Folha de S. Paulo


Itamaraty requer desinfetante da transparência

Na semana passada, "O Globo" e a revista "Época" revelaram como um servidor do Itamaraty tentou impedir o livre acesso a telegramas oficiais sobre a suposta ligação entre o ex-presidente Lula e a empreiteira Odebrecht no exterior.

O funcionário sugeria aumentar o grau de sigilo da documentação. Reagindo ao escândalo com celeridade, o Itamaraty disponibilizou os documentos de imediato. Em seguida, porém, o ministério tentou defender o indefensável. Em nota pública, afirmou ter seguido "procedimento administrativo rotineiro, regular e previsto em lei".

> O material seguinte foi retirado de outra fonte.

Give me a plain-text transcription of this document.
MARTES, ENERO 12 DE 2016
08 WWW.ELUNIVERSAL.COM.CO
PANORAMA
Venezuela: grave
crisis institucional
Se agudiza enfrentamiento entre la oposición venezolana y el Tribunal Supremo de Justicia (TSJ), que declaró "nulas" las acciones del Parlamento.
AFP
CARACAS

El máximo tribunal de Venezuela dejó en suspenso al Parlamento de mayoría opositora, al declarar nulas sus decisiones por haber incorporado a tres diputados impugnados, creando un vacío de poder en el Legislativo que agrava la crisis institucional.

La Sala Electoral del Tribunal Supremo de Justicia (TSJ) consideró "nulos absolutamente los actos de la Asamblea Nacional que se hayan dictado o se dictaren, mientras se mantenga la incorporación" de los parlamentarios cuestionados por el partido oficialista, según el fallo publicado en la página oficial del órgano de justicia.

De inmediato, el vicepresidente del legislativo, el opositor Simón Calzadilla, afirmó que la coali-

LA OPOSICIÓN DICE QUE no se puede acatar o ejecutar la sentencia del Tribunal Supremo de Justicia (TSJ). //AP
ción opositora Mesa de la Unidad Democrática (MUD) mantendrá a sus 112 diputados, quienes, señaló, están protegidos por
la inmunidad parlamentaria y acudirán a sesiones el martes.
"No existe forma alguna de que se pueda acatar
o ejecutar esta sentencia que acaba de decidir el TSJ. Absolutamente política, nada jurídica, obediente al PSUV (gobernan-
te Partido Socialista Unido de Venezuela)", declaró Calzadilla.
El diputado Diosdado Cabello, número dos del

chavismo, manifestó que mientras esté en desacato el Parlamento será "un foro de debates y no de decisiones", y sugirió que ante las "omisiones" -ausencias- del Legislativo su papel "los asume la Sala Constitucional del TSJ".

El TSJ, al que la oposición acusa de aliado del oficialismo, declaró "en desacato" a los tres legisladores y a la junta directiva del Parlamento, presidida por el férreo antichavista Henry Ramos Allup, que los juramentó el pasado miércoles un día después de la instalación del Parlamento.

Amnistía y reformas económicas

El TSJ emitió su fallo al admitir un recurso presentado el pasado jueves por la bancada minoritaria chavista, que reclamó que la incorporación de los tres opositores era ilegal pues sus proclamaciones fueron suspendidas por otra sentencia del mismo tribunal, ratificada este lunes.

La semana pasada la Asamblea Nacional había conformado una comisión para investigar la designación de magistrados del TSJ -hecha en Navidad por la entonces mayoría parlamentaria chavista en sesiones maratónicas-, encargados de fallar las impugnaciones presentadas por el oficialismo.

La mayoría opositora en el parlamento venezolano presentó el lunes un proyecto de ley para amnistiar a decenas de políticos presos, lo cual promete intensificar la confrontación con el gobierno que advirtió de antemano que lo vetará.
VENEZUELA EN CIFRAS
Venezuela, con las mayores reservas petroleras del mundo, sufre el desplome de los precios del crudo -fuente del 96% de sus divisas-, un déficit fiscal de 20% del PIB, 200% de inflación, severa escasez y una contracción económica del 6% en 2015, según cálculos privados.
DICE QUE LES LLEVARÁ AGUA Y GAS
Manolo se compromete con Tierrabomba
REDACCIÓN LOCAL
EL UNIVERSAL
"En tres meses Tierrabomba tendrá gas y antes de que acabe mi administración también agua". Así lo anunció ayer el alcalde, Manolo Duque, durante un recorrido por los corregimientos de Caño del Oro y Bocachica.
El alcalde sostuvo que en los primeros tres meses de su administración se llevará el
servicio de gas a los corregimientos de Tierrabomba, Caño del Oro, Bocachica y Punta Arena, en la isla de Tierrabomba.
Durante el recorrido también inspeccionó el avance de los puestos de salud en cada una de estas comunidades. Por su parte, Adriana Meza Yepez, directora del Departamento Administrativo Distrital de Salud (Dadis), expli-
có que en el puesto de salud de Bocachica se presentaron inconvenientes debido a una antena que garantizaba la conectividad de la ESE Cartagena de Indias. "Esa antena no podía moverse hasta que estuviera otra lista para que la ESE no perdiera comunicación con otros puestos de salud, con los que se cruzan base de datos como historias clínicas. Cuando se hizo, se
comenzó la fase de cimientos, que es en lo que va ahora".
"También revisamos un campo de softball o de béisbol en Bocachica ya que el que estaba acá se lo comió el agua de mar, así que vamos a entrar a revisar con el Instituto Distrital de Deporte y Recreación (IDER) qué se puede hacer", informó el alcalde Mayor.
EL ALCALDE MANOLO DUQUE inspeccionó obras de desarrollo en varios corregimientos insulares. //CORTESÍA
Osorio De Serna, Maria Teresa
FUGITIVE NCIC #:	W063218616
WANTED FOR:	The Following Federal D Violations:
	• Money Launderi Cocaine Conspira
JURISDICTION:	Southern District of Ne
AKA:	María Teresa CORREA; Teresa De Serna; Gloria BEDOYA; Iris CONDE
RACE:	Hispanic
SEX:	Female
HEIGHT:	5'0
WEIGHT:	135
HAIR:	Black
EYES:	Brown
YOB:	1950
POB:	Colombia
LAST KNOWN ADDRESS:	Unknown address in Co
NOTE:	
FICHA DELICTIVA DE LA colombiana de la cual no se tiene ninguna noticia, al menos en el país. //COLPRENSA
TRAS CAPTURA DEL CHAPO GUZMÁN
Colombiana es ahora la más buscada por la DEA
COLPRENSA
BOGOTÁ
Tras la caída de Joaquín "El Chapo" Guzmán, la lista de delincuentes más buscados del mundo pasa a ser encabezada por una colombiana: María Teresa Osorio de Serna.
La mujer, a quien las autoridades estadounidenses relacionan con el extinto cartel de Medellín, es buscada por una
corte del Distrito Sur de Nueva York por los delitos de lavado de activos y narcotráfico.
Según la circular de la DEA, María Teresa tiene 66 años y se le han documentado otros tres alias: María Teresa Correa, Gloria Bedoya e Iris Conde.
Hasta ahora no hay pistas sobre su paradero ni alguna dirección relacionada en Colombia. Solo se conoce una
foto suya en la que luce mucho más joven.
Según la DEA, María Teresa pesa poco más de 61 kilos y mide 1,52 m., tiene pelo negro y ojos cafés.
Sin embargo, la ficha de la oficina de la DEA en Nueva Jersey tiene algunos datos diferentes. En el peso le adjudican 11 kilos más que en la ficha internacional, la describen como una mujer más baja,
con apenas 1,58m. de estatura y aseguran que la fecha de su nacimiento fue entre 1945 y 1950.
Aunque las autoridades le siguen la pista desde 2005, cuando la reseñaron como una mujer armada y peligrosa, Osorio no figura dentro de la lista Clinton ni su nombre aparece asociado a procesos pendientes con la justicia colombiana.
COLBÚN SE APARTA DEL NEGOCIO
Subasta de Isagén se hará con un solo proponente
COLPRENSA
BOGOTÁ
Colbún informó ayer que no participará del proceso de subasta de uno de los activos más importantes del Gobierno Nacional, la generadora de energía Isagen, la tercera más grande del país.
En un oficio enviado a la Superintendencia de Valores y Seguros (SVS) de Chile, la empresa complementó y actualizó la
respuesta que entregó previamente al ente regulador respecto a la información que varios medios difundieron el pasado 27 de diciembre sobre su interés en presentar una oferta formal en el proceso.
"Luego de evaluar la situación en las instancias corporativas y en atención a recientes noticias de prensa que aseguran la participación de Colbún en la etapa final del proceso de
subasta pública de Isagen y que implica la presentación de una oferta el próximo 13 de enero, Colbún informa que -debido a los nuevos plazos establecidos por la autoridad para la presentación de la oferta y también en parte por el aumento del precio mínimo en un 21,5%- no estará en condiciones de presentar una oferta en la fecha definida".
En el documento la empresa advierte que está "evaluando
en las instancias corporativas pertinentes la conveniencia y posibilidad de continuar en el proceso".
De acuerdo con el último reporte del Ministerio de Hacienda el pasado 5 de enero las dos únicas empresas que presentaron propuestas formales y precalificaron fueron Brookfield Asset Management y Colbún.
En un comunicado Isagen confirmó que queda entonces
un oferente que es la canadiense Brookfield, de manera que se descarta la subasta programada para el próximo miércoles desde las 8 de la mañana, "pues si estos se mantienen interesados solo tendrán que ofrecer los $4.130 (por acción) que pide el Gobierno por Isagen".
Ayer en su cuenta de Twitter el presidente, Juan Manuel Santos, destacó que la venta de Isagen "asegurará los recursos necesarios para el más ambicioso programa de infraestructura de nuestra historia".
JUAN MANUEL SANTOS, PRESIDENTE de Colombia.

Trata-se de um truque. Primeiro, a lei brasileira estabelece que a classificação das informações será reavaliada com vistas à sua desclassificação ou à redução do prazo de sigilo, não a seu aumento.

A reclassificação de sigilo para cima é absolutamente excepcional, embora tenha se transformado em moeda corrente em partes do serviço público.

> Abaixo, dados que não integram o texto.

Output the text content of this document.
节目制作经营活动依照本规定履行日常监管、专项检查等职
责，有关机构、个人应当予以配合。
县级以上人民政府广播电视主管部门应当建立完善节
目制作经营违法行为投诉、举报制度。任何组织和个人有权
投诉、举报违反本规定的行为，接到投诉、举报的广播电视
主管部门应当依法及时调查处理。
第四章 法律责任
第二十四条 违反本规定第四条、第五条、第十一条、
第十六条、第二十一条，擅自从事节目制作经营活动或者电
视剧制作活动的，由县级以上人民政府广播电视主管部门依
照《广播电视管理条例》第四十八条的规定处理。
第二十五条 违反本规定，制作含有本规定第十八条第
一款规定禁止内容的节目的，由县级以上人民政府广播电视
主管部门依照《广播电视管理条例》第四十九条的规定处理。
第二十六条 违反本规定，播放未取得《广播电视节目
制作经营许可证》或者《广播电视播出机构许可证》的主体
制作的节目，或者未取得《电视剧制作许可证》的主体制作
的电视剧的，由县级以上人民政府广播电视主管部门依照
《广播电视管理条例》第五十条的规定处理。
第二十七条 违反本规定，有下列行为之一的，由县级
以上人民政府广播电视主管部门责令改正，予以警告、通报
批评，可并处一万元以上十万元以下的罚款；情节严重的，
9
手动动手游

Segundo, a lei estabelece o direito de acesso à informação de acordo com critérios impessoais, como cabe numa república. Mas o servidor que propôs a reclassificação fugiu ao exame técnico da matéria, prendendo-se de forma discriminatória à trajetória pessoal do requerente.

De acordo com a reportagem de "O Globo", em um memorando, o servidor ressaltou que "o referido jornalista" já produziu "matérias sobre a empresa Odebrecht e um suposto envolvimento do ex-presidente Lula em seus negócios internacionais".

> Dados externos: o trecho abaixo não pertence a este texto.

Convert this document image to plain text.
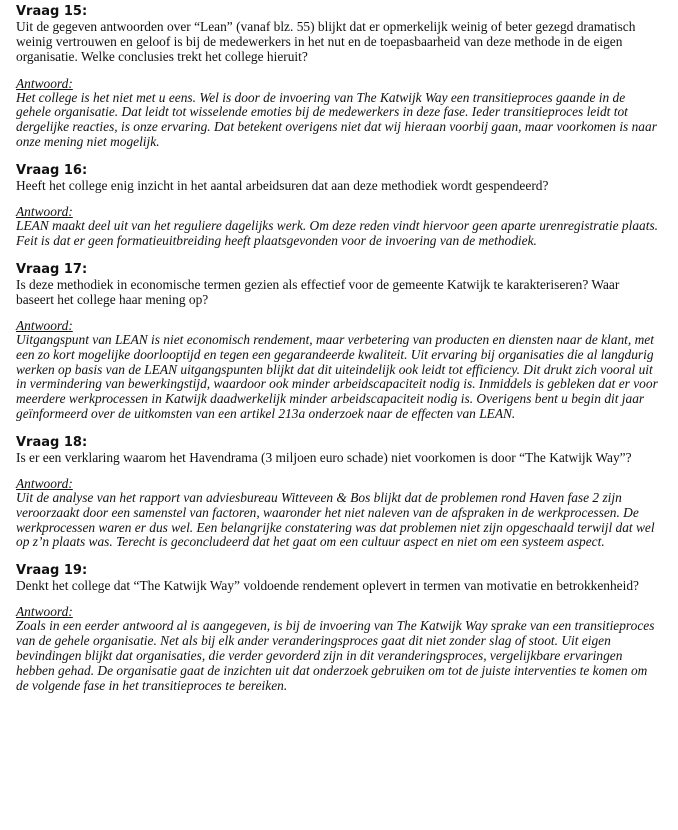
Vraag 15:

Uit de gegeven antwoorden over “Lean” (vanaf blz. 55) blijkt dat er opmerkelijk weinig of beter gezegd dramatisch weinig vertrouwen en geloof is bij de medewerkers in het nut en de toepasbaarheid van deze methode in de eigen organisatie. Welke conclusies trekt het college hieruit?

Antwoord:

Het college is het niet met u eens. Wel is door de invoering van The Katwijk Way een transitieproces gaande in de gehele organisatie. Dat leidt tot wisselende emoties bij de medewerkers in deze fase. Ieder transitieproces leidt tot dergelijke reacties, is onze ervaring. Dat betekent overigens niet dat wij hieraan voorbij gaan, maar voorkomen is naar onze mening niet mogelijk.

Vraag 16:

Heeft het college enig inzicht in het aantal arbeidsuren dat aan deze methodiek wordt gespendeerd?

Antwoord:

LEAN maakt deel uit van het reguliere dagelijks werk. Om deze reden vindt hiervoor geen aparte urenregistratie plaats. Feit is dat er geen formatieuitbreiding heeft plaatsgevonden voor de invoering van de methodiek.

Vraag 17:

Is deze methodiek in economische termen gezien als effectief voor de gemeente Katwijk te karakteriseren? Waar baseert het college haar mening op?

Antwoord:

Uitgangspunt van LEAN is niet economisch rendement, maar verbetering van producten en diensten naar de klant, met een zo kort mogelijke doorlooptijd en tegen een gegarandeerde kwaliteit. Uit ervaring bij organisaties die al langdurig werken op basis van de LEAN uitgangspunten blijkt dat dit uiteindelijk ook leidt tot efficiency. Dit drukt zich vooral uit in vermindering van bewerkingstijd, waardoor ook minder arbeidscapaciteit nodig is. Inmiddels is gebleken dat er voor meerdere werkprocessen in Katwijk daadwerkelijk minder arbeidscapaciteit nodig is. Overigens bent u begin dit jaar geïnformeerd over de uitkomsten van een artikel 213a onderzoek naar de effecten van LEAN.

Vraag 18:

Is er een verklaring waarom het Havendrama (3 miljoen euro schade) niet voorkomen is door “The Katwijk Way”?

Antwoord:

Uit de analyse van het rapport van adviesbureau Witteveen & Bos blijkt dat de problemen rond Haven fase 2 zijn veroorzaakt door een samenstel van factoren, waaronder het niet naleven van de afspraken in de werkprocessen. De werkprocessen waren er dus wel. Een belangrijke constatering was dat problemen niet zijn opgeschaald terwijl dat wel op z’n plaats was. Terecht is geconcludeerd dat het gaat om een cultuur aspect en niet om een systeem aspect.

Vraag 19:

Denkt het college dat “The Katwijk Way” voldoende rendement oplevert in termen van motivatie en betrokkenheid?

Antwoord:

Zoals in een eerder antwoord al is aangegeven, is bij de invoering van The Katwijk Way sprake van een transitieproces van de gehele organisatie. Net als bij elk ander veranderingsproces gaat dit niet zonder slag of stoot. Uit eigen bevindingen blijkt dat organisaties, die verder gevorderd zijn in dit veranderingsproces, vergelijkbare ervaringen hebben gehad. De organisatie gaat de inzichten uit dat onderzoek gebruiken om tot de juiste interventies te komen om de volgende fase in het transitieproces te bereiken.
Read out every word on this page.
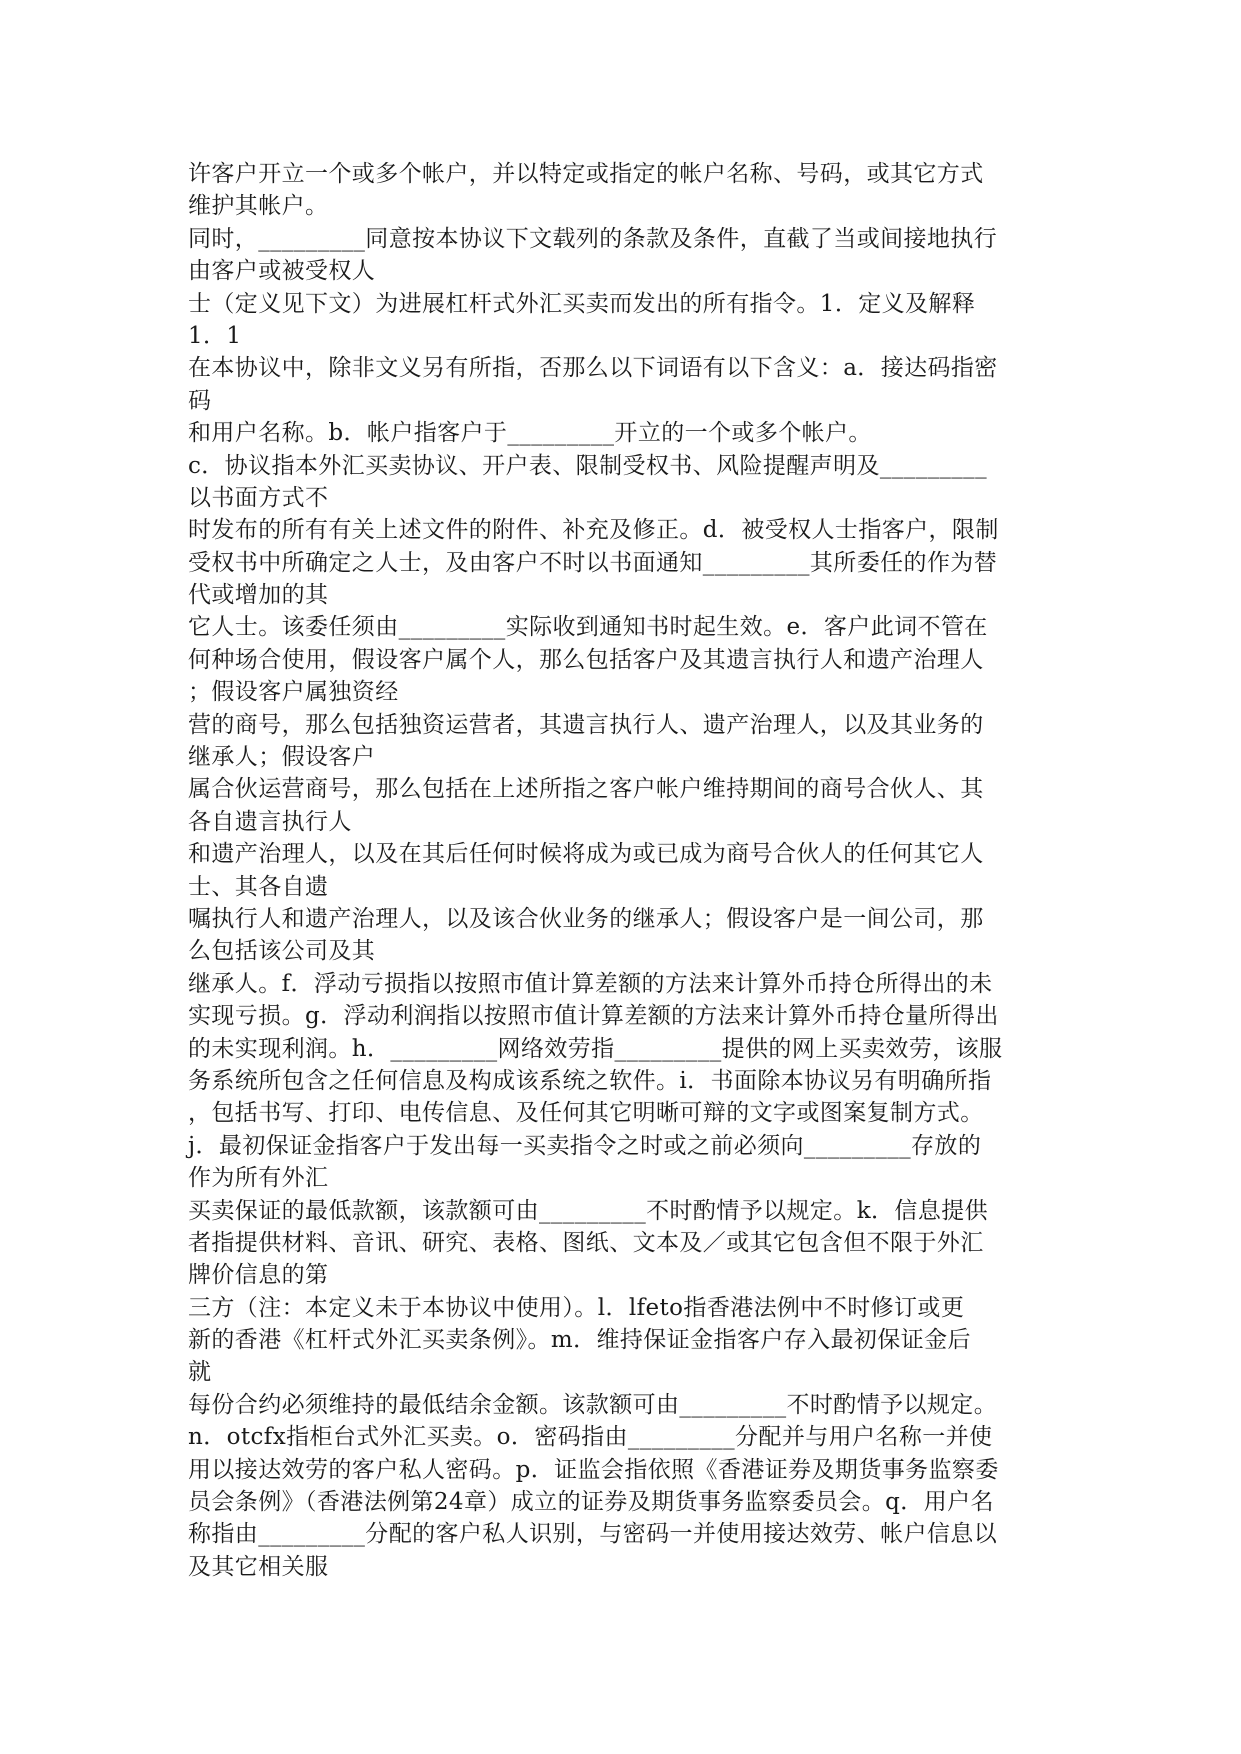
许客户开立一个或多个帐户，并以特定或指定的帐户名称、号码，或其它方式
维护其帐户。
同时，_________同意按本协议下文载列的条款及条件，直截了当或间接地执行
由客户或被受权人
士（定义见下文）为进展杠杆式外汇买卖而发出的所有指令。1．定义及解释
1．1
在本协议中，除非文义另有所指，否那么以下词语有以下含义：a．接达码指密
码
和用户名称。b．帐户指客户于_________开立的一个或多个帐户。
c．协议指本外汇买卖协议、开户表、限制受权书、风险提醒声明及_________
以书面方式不
时发布的所有有关上述文件的附件、补充及修正。d．被受权人士指客户，限制
受权书中所确定之人士，及由客户不时以书面通知_________其所委任的作为替
代或增加的其
它人士。该委任须由_________实际收到通知书时起生效。e．客户此词不管在
何种场合使用，假设客户属个人，那么包括客户及其遗言执行人和遗产治理人
；假设客户属独资经
营的商号，那么包括独资运营者，其遗言执行人、遗产治理人，以及其业务的
继承人；假设客户
属合伙运营商号，那么包括在上述所指之客户帐户维持期间的商号合伙人、其
各自遗言执行人
和遗产治理人，以及在其后任何时候将成为或已成为商号合伙人的任何其它人
士、其各自遗
嘱执行人和遗产治理人，以及该合伙业务的继承人；假设客户是一间公司，那
么包括该公司及其
继承人。f．浮动亏损指以按照市值计算差额的方法来计算外币持仓所得出的未
实现亏损。g．浮动利润指以按照市值计算差额的方法来计算外币持仓量所得出
的未实现利润。h．_________网络效劳指_________提供的网上买卖效劳，该服
务系统所包含之任何信息及构成该系统之软件。i．书面除本协议另有明确所指
，包括书写、打印、电传信息、及任何其它明晰可辩的文字或图案复制方式。
j．最初保证金指客户于发出每一买卖指令之时或之前必须向_________存放的
作为所有外汇
买卖保证的最低款额，该款额可由_________不时酌情予以规定。k．信息提供
者指提供材料、音讯、研究、表格、图纸、文本及／或其它包含但不限于外汇
牌价信息的第
三方（注：本定义未于本协议中使用）。l．lfeto指香港法例中不时修订或更
新的香港《杠杆式外汇买卖条例》。m．维持保证金指客户存入最初保证金后
就
每份合约必须维持的最低结余金额。该款额可由_________不时酌情予以规定。
n．otcfx指柜台式外汇买卖。o．密码指由_________分配并与用户名称一并使
用以接达效劳的客户私人密码。p．证监会指依照《香港证券及期货事务监察委
员会条例》（香港法例第24章）成立的证券及期货事务监察委员会。q．用户名
称指由_________分配的客户私人识别，与密码一并使用接达效劳、帐户信息以
及其它相关服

A nota expõe aquilo que o Itamaraty tem de pior: o ranço ainda presente do passado autoritário. Trinta anos de democracia não conseguiram desinfetar o ambiente.

Quando se trata dos documentos que arquiva, o Itamaraty ainda tem marcas de patrimonialismo.

Nos últimos 17 anos, como estudante e historiador profissional, vivi ali numerosos episódios deprimentes. O acesso aos documentos é arbitrário: amigos do rei de plantão têm a vida facilitada, enquanto a patuleia tem a vida dificultada.

Vi gente bem conectada ter acesso a documentos secretos que são negados a terceiros. Vi funcionários negarem a existência de documentos existentes. Vi demandas básicas por igualdade de tratamento ficarem sem resposta. Muito antes de escrever para esta Folha, também ouvi uma ameaça: "Cuidado com o que você escreve porque pode perder o acesso às fontes". Amigos, colegas e alunos tiveram experiências semelhantes.

Essa realidade começou a mudar há três anos, com a Lei de Acesso à Informação. Seu impacto no Itamaraty já é sentido. A geração de pesquisadores da qual faço parte tira o chapéu para aqueles funcionários que trabalham duro para implementá-la.

No entanto, o avanço é lento. A nota divulgada semana passada deu vários passos para trás.

A solução para o problema é simples e poderia ser implementada com uma canetada. Bastaria aprender as lições dos ministérios das relações exteriores de países como França, Reino Unido e Estados Unidos.

Lá, criaram-se comissões independentes para avaliar o trabalho de quem classifica informações. Participam diplomatas, arquivistas, acadêmicos e, às vezes, jornalistas.

O objetivo é um só: impedir que a tendência de todo Estado ao segredo comprometa a qualidade da democracia.

A transparência, afinal, é o melhor desinfetante.